The last place I would expect to find spicy Vietnamese-style razor clams and Balmain bugs lathered in a salted duck yolk sauce is in Wiley Park Hotel. About 40 minutes’ drive south-west of the Sydney CBD, it is a pub for cheap drinks, watching NRL and making bets – an ordinary pub like hundreds across Australia.
Except for the dining room. Here, a tiny kitchen called Rocs and Rolls dishes out trays of seafood, grilled meats and hotpots to Vietnamese families and young couples. They huddle on bright yellow chairs in an otherwise barely decorated room, chatting and tearing into saucy plates of snails with enthusiasm.
The contrasting scenes, while bizarre, are uniquely and wonderfully Australian.
Rocs and Rolls is run by Van, Thao and Thu Tran, three sisters who wanted to offer a type of southern Vietnamese dining not often seen in Australia – the roadside seafood grill. Anyone who’s been to Ho Chi Minh City (also known as Saigon) is familiar with the scene: streets crammed with tables and plastic chairs, where hungry, beer-wielding youth tear, suck and slurp at every texture of seafood while chefs, positioned right next to them on the street, work furiously with a wok, a flame grill and gigantic bubbling pots.
There are two menus at Rocs and Rolls: a blackboard with daily specials (perhaps spicy hotpot or a chicken feet salad) and a large “regular” menu with noodles, grilled meats and seafood (Van insists on the pipis in lemongrass-fragrant coconut water), plus a choose-your-own-seafood-and-sauce selection based on what Van’s picked from the market.
The latter is a popular choice. Here is how it works: Van can tell you what are the local catches (some are imported from Vietnam or farther afield) and what’s good that day – it might be yabbies, Balmain bugs, long razor clams, blue swimmer crabs or periwinkle snails. Next, pick your “sauce”. You can ask for your whelks to be tossed with corn and a lavish amount of butter; your clams to be lathered in a powerful sate (a Vietnamese sauce of lemongrass, garlic and chilli, not to be confused with the peanut-powered satay of Indonesian and Malaysian cuisine). Every dish, no matter how boldly flavoured already, is served with a salty lemon-chilli-pepper dipping sauce.
Finally, you pay with cash – that’s all they take. When your buzzer rings, pick up your food, cutlery (if you need it) and bucket – you’ll need that for the mound of empty shells you’re about to accumulate.
At the bar at the other end of the bistro, you can order cheap lager, which feels apt. There are no craft brews on the Ho Chi Minh streets.

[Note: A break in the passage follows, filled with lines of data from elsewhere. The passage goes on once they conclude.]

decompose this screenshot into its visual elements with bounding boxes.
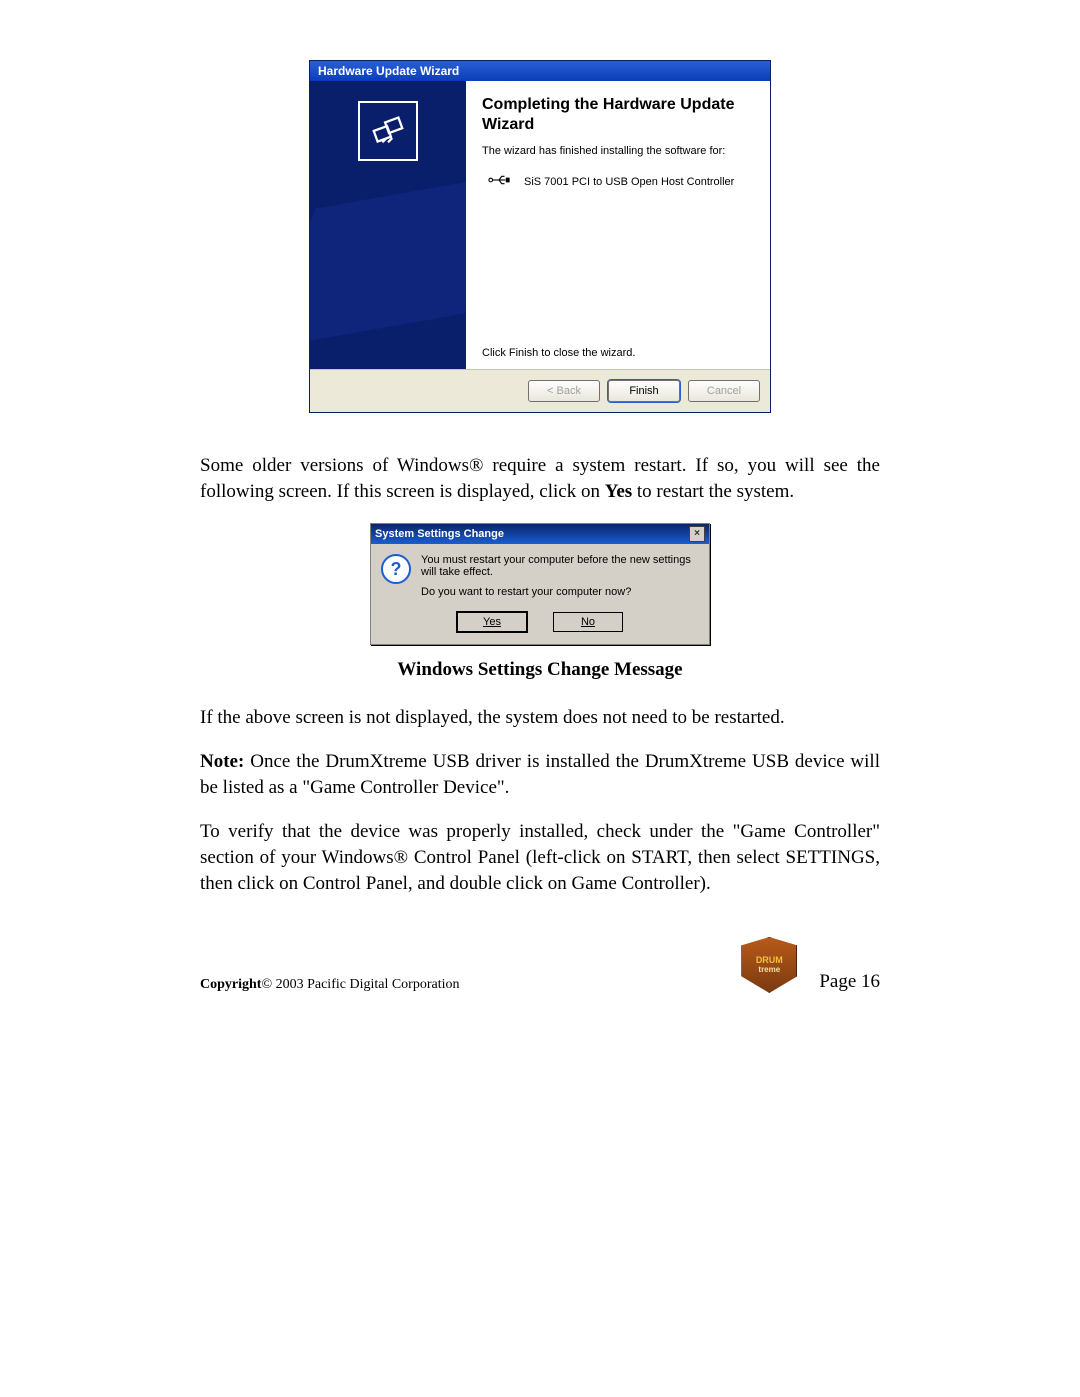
drumxtreme-logo: DRUM treme xyxy=(741,937,795,993)
wizard-device-name: SiS 7001 PCI to USB Open Host Controller xyxy=(524,176,734,188)
close-icon[interactable]: × xyxy=(689,526,705,542)
wizard-side-banner xyxy=(310,81,466,369)
copyright-text: Copyright© 2003 Pacific Digital Corporat… xyxy=(200,977,460,993)
page-footer: Copyright© 2003 Pacific Digital Corporat… xyxy=(200,937,880,993)
usb-controller-icon xyxy=(488,173,510,190)
wizard-installer-icon xyxy=(358,101,418,161)
sys-dialog-title-text: System Settings Change xyxy=(375,528,504,540)
wizard-titlebar: Hardware Update Wizard xyxy=(310,61,770,81)
doc-paragraph-no-restart: If the above screen is not displayed, th… xyxy=(200,705,880,731)
sys-dialog-line1: You must restart your computer before th… xyxy=(421,554,699,578)
wizard-button-row: < Back Finish Cancel xyxy=(310,369,770,412)
question-icon: ? xyxy=(381,554,411,584)
page-number: Page 16 xyxy=(819,971,880,993)
wizard-content: Completing the Hardware Update Wizard Th… xyxy=(466,81,770,369)
doc-paragraph-verify: To verify that the device was properly i… xyxy=(200,819,880,897)
sys-dialog-text: You must restart your computer before th… xyxy=(421,554,699,598)
cancel-button[interactable]: Cancel xyxy=(688,380,760,402)
wizard-close-hint: Click Finish to close the wizard. xyxy=(482,347,754,359)
wizard-description: The wizard has finished installing the s… xyxy=(482,145,754,157)
yes-button[interactable]: Yes xyxy=(457,612,527,632)
wizard-device-row: SiS 7001 PCI to USB Open Host Controller xyxy=(488,173,754,190)
doc-paragraph-restart-note: Some older versions of Windows® require … xyxy=(200,453,880,505)
sys-dialog-titlebar: System Settings Change × xyxy=(371,524,709,544)
finish-button[interactable]: Finish xyxy=(608,380,680,402)
sys-dialog-button-row: Yes No xyxy=(371,612,709,644)
hardware-update-wizard-dialog: Hardware Update Wizard Completing the Ha… xyxy=(309,60,771,413)
no-button[interactable]: No xyxy=(553,612,623,632)
back-button[interactable]: < Back xyxy=(528,380,600,402)
doc-paragraph-note: Note: Once the DrumXtreme USB driver is … xyxy=(200,749,880,801)
figure-caption: Windows Settings Change Message xyxy=(200,659,880,681)
wizard-heading: Completing the Hardware Update Wizard xyxy=(482,95,754,135)
system-settings-change-dialog: System Settings Change × ? You must rest… xyxy=(370,523,710,645)
sys-dialog-line2: Do you want to restart your computer now… xyxy=(421,586,699,598)
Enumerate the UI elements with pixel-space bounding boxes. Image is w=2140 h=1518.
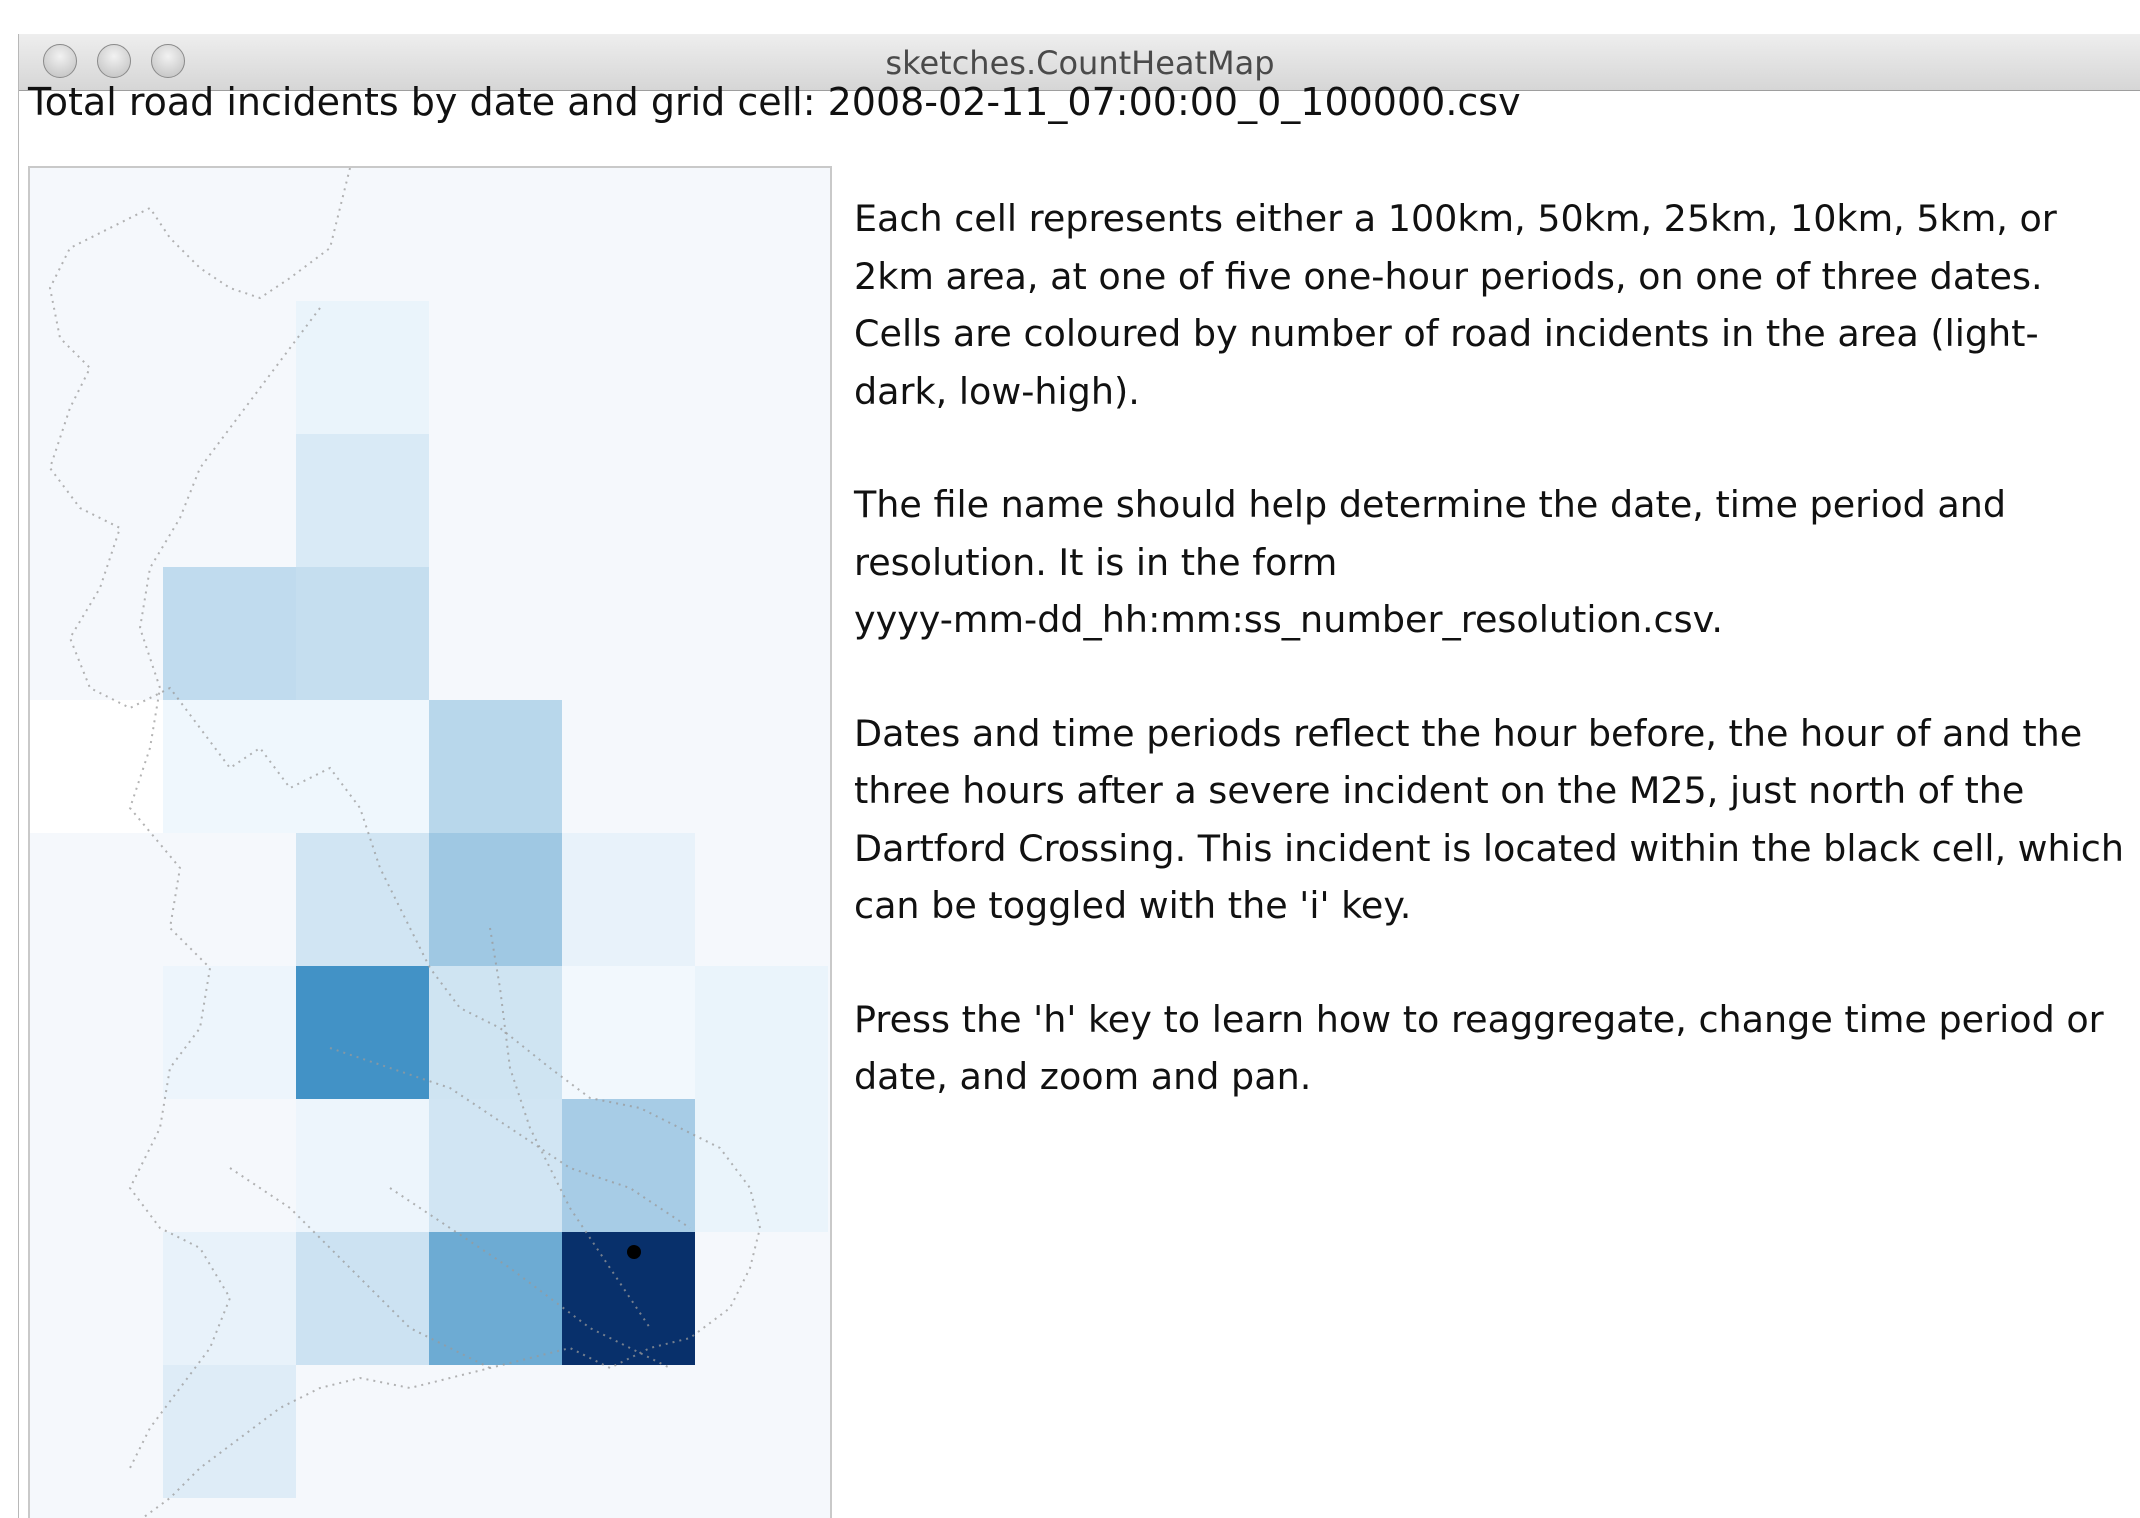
heatmap-cell[interactable] [562,1099,695,1232]
heatmap-cell[interactable] [163,567,296,700]
heatmap-cell[interactable] [163,700,296,833]
heatmap-cell[interactable] [296,434,429,567]
heatmap-cell[interactable] [429,833,562,966]
heatmap-panel[interactable] [28,166,832,1518]
heatmap-cell[interactable] [296,567,429,700]
heatmap-cell[interactable] [296,1099,429,1232]
incident-marker [627,1245,641,1259]
heatmap-cell[interactable] [429,1099,562,1232]
heatmap-cell[interactable] [429,966,562,1099]
description-help: Press the 'h' key to learn how to reaggr… [854,997,2104,1099]
window-title: sketches.CountHeatMap [885,44,1275,82]
description-panel: Each cell represents either a 100km, 50k… [854,190,2124,1162]
heatmap-cell[interactable] [296,301,429,434]
heatmap-cell[interactable] [296,966,429,1099]
heatmap-cell[interactable] [30,700,163,833]
heatmap-cell[interactable] [429,1232,562,1365]
heatmap-cell[interactable] [296,1232,429,1365]
description-filename-text: The file name should help determine the … [854,483,2007,584]
heatmap-cell[interactable] [163,966,296,1099]
description-cells: Each cell represents either a 100km, 50k… [854,197,2057,413]
heatmap-cell[interactable] [562,833,695,966]
heatmap-cell[interactable] [695,1099,828,1232]
description-periods: Dates and time periods reflect the hour … [854,711,2124,928]
heatmap-cell[interactable] [562,966,695,1099]
description-filename: The file name should help determine the … [854,476,2124,649]
heatmap-cell[interactable] [429,700,562,833]
heatmap-chart[interactable] [30,168,832,1518]
description-filename-format: yyyy-mm-dd_hh:mm:ss_number_resolution.cs… [854,598,1724,641]
heatmap-cell[interactable] [695,966,828,1099]
page-heading: Total road incidents by date and grid ce… [28,80,1521,124]
heatmap-cell[interactable] [296,833,429,966]
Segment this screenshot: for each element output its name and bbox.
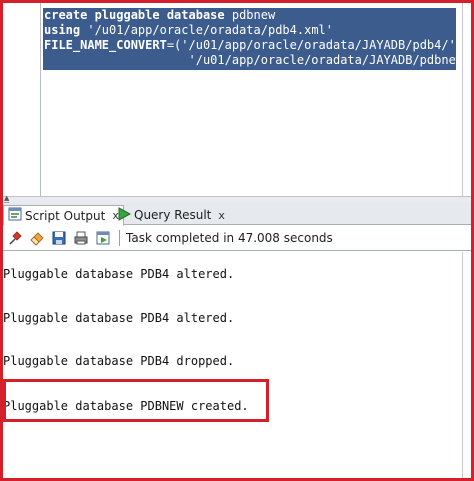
sql-editor[interactable]: create pluggable database pdbnew using '… — [3, 3, 471, 196]
code-text: '/u01/app/oracle/oradata/pdb4.xml' — [80, 23, 333, 37]
tab-label: Script Output — [25, 208, 106, 223]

The cooking philosophy is about bold flavours, rich sauces and a celebration of textures – chewy, slippery, crunchy, bouncy, all of it. “This [cuisine] isn’t very traditional but it’s very typical [street food], especially for young people,” says Thao. “When you go to Vietnam, you will see so many people, especially after work, eating snails and having a beer.”
If it was up to Thao and Van, they would be serving on the street. Not just for the atmosphere but so they can serve bread, which due to the amount of crumbs, just isn’t possible in a carpeted pub. But street food is very difficult in Sydney. So the Wiley Park Hotel dining room is the next best thing.
One of the great qualities of street dining is the accessibility and casualness of it all – it’s loud, unpretentious and uninhibited. And at Rocs and Rolls, it feels like you are welcome to do as much seafood-slurping, shellfish-sucking, yelling and laughing as you want. There is nothing quite like it in Sydney and I’d guess, anywhere in the world. It just couldn’t exist anywhere else.